Question: A famous relation in physics relates the moving mass \[{m_0}\]of a particle in terms of its speed v ...

Question

A famous relation in physics relates the moving mass ${m_0}$ of a particle in terms of its speed v and the speed of light c. (This relation first arose as a consequence of the special theory due to Albert Einstein). A boy recalls the relation almost correctly but forgets where to put the constant c. He writes $m = \dfrac{{{m_0}}}{{{{\left( {1 - {v^2}} \right)}^{\dfrac{1}{2}}}}}$ . Guess where to put the missing c.

Answer 1

Solution

Use the principle of Homogeneity of dimensions, which states that dimensions of each term of a dimensional equation must be the same on both sides of the equation.
The dimensional formula is an expression for the units of a physical quantity in terms of their fundamental quantity. The fundamental quantities are mass (M), length (L), and time (T), and the dimensional formula is expressed in terms of powers of M, L, and T.

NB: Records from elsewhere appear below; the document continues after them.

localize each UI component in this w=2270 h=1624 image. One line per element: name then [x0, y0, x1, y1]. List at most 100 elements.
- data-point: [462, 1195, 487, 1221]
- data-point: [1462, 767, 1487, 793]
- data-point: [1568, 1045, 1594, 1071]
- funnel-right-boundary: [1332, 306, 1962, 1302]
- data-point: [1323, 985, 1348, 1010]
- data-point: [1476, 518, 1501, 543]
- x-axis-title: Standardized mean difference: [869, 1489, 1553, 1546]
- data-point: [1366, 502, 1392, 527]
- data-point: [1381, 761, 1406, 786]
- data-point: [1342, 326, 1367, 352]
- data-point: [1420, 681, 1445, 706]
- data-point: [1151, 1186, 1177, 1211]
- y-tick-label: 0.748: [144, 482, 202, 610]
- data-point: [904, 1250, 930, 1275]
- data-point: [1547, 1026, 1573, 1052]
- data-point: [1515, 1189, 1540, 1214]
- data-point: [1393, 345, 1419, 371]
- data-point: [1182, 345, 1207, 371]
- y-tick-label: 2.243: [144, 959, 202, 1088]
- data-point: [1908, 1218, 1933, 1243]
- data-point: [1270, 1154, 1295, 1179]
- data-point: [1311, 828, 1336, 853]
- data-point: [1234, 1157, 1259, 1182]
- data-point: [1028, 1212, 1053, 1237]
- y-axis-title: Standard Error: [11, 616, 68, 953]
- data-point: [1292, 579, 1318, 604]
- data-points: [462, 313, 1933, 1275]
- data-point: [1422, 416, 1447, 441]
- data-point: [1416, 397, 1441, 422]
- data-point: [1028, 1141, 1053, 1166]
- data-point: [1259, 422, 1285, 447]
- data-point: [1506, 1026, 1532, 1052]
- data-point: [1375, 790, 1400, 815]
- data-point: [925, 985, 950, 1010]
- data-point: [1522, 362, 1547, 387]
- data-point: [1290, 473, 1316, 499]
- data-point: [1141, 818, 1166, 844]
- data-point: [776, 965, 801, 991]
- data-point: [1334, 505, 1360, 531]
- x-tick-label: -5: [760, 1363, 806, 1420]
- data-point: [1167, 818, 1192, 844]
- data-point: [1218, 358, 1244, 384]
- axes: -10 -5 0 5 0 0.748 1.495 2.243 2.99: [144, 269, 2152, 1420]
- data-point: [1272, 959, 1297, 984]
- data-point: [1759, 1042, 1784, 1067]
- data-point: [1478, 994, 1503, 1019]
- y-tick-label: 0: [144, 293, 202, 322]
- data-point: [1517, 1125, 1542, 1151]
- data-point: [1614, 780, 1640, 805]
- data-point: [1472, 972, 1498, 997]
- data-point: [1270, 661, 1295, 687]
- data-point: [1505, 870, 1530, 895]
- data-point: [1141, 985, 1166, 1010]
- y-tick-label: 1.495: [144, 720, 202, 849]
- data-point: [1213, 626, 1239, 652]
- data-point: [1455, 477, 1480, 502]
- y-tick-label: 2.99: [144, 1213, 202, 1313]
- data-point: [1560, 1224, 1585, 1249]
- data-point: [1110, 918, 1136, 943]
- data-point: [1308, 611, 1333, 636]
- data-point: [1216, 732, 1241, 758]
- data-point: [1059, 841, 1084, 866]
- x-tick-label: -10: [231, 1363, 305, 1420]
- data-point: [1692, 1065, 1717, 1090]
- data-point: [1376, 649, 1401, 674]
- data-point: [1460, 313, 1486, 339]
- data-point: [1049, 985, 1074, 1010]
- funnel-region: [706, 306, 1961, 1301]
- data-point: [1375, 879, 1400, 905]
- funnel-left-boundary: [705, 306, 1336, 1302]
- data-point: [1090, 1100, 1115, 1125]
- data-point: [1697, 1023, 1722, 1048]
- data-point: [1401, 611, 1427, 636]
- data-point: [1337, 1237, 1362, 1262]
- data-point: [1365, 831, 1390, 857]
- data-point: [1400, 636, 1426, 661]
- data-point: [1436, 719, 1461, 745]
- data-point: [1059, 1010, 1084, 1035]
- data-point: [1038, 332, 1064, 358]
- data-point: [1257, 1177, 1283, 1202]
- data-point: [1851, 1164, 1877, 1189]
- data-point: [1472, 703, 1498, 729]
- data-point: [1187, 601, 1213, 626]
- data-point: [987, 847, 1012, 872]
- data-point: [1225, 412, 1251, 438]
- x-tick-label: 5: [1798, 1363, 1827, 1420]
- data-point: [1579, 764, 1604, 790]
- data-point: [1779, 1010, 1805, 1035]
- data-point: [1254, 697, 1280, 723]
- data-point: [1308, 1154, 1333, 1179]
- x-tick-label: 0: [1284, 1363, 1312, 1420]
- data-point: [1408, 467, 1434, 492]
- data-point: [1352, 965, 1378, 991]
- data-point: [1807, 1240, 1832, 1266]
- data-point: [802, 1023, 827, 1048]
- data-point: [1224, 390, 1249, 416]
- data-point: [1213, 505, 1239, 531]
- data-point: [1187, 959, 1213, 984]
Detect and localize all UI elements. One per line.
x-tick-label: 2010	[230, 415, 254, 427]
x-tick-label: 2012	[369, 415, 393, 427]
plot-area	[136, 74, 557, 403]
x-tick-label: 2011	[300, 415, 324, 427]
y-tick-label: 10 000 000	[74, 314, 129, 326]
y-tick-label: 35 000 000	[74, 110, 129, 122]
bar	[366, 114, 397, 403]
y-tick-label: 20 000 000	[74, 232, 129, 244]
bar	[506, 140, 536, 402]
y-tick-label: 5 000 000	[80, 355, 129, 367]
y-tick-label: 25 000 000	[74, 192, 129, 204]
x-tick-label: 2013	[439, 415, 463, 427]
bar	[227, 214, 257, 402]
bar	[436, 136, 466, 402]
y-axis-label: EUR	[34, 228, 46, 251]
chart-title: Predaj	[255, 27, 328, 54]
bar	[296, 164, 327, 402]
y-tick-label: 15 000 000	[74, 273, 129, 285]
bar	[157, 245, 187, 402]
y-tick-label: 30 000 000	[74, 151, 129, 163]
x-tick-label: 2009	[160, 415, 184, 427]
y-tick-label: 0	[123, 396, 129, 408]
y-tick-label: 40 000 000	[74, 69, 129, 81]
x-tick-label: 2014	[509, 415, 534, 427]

Complete step by step answer:
Given in the equation $m = \dfrac{{{m_0}}}{{{{\left( {1 - {v^2}} \right)}^{\dfrac{1}{2}}}}}$ that the boy recalls has a missing c in it.
Since by principle of Homogeneity of dimensions, we know the dimension of both sides of the equation must be equal, now let’s check for the dimension of the equation that is given by the boy
$m = \dfrac{{{m_0}}}{{{{\left( {1 - {v^2}} \right)}^{\dfrac{1}{2}}}}}$
The dimension of LHS of the equation
$LHS = \left[ m \right] = M$
Now for the dimension of RHS of the equation
$RHS = \dfrac{{{m_0}}}{{{{\left( {1 - {v^2}} \right)}^{\dfrac{1}{2}}}}} = \dfrac{M}{{{{\left( {1 - {v^2}} \right)}^{\dfrac{1}{2}}}}}$
We can see the dimension of LHS of the equation is equal to the dimension of the numerator of RHS of the equation; hence we need to make the denominator ${\left( {1 - {v^2}} \right)^{\dfrac{1}{2}}}$ to be dimensional less
As we know the unit of $v = \dfrac{m}{s}$ and also the unit of $c = \dfrac{m}{s}$ , so if we divide $v$ with $c$ the denominator becomes dimensional less $= {\left( {1 - \dfrac{{{v^2}}}{{{c^2}}}} \right)^{\dfrac{1}{2}}}$
Therefore the correct equation will be
$m = \dfrac{{{m_0}}}{{{{\left( {1 - \dfrac{{{v^2}}}{{{c^2}}}} \right)}^{\dfrac{1}{2}}}}}$

Note: It is always to be kept in mind that while writing the dimensional formula only and only SI units of the measuring quantities should be used and should be bifurcated further.